À la fin de mon texte de blogue du 27 juin (voir lien en bas de page), je concluais, après lecture des communiqués officiels sur la Journée du multiculturalisme et de la Saint Jean-Baptiste, que «le discours public des dirigeants franco-ontariens trahit leur passé, sabote le présent et laisse l'avenir à l'abandon». Le message ci-haut de l'AFO à l'occasion de la Fête du Canada (le meilleur des trois) vient malheureusement confirmer mes perceptions.

Après un début prometteur visant à souligner 411 ans de présence française en Ontario, l'AFO dit: «Depuis des générations, les francophones participent à la construction, au développement et à l'enrichissement de notre société.» On aurait pu écrire quelque chose comme: depuis plus d'un siècle, les Franco-Ontariens (aujourd'hui on préfére francophones, ça fait plus inclusif...) luttent pour leur droit d'étudier, de travailler et de vivre en français, et ainsi pouvoir, dans leur langue (officielle), participer à la construction, au développement et à l'enrichissement de la société.

La Fête du Canada ne doit pas occulter l'histoire des combats passés et actuels des Franco-Ontariens.
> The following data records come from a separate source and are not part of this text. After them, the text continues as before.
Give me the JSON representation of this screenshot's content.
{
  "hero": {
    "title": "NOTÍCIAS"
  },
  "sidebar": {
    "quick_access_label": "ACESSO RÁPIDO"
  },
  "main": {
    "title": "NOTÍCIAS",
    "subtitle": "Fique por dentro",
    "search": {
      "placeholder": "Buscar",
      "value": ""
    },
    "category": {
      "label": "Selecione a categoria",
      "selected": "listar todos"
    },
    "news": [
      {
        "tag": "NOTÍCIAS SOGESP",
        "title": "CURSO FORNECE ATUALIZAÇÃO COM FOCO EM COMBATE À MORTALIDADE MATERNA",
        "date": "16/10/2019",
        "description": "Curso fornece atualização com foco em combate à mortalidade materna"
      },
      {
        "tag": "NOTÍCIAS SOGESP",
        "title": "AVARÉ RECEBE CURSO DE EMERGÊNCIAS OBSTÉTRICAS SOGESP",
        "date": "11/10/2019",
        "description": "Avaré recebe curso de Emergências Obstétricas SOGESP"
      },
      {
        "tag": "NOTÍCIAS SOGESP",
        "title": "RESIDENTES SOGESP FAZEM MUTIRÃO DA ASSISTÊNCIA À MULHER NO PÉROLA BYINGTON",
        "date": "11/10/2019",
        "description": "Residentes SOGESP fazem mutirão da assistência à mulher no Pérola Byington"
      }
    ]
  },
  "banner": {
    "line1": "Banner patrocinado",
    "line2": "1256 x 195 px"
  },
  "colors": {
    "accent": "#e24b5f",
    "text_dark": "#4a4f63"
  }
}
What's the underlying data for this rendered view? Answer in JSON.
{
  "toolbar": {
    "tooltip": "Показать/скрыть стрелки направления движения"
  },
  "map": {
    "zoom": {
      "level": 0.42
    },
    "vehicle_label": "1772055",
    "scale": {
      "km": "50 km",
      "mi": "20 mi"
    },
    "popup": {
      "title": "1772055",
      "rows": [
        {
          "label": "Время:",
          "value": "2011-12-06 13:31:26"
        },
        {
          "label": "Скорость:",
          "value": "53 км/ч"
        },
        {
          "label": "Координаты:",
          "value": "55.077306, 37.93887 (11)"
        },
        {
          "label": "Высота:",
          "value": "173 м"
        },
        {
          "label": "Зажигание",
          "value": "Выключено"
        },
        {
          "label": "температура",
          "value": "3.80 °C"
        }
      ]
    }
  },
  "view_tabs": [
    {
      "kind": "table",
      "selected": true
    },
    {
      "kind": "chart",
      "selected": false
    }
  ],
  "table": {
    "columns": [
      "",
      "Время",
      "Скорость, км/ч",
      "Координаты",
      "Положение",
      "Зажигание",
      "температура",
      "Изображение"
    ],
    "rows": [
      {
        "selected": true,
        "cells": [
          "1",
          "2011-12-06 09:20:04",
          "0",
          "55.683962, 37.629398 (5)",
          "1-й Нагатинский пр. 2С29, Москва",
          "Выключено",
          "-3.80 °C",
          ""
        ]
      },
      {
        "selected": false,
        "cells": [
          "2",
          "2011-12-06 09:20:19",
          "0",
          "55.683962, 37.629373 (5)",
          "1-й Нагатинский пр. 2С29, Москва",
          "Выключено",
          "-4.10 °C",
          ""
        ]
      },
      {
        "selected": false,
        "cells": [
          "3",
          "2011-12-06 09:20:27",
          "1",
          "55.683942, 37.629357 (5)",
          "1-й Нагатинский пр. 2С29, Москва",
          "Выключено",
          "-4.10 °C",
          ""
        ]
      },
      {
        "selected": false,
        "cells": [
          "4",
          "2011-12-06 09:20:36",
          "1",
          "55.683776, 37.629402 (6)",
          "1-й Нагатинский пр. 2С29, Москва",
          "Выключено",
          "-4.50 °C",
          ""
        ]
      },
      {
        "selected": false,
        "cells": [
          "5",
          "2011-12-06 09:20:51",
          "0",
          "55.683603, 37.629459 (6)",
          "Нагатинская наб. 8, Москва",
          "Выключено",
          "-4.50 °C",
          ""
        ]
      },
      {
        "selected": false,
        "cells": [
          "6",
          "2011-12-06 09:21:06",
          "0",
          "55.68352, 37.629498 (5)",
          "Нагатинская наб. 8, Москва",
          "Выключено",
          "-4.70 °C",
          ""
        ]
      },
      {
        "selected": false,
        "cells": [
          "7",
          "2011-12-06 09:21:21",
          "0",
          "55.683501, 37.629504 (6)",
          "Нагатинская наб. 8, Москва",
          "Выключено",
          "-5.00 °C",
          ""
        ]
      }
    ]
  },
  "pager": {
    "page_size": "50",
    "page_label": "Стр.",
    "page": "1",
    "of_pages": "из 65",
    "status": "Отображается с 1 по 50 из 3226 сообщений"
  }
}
Si, comme l'AFO l'écrit avec raison, «le français parlé en Ontario demeure l'un des plus précieux héritage que nous transmettons aux générations futures», elle a aussi le devoir de toujours rappeler à l'ensemble du pays et aux nouveaux arrivants que cet héritage a été acquis de haute lutte. Par des mamans avec des épingles à chapeau, par des collectes de fonds pour la survie des écoles françaises, par des mouvements et grèves d'étudiants pour obtenir une gouvernance franco-ontarienne de leurs institutions. Et bien plus.

Le communiqué de l'AFO ajoute: «En le valorisant (le français), en le protégeant et en le faisant rayonner, nous contribuons à bâtir un Canada plus inclusif, plus fort et plus fidèle à sa dualité linguistique.» On ouvre ici, tant soit peu, une fenêtre sur la réalité en évoquant le besoin de valoriser et de protéger le français en Ontario. Et, par la bande, le statut officiel du français au Canada qui lui confère primauté sur les langues non officielles, même quand les ressortissants de ces autres langues dépassent en nombre les francophones. Faudrait insister davantage.

Cette dualité fondamentale est par ailleurs absente du titre du message: «La fête du Canada: l'Ontario français, au coeur de notre identité nationale». NOTRE identité nationale? Ai-je bien compris? Les Franco-Ontariens participent à une identité nationale pan-canadienne? Telle chose n'a jamais existé. La fête nationale des Franco-Canadiens, y compris en Ontario, a toujours été la Saint Jean-Baptiste. Peut-être peut-on concocter une identité canadienne, mais pas une identité nationale. Deux, peut-être, une anglaise, une française (non je n'oublie pas les Autochtones).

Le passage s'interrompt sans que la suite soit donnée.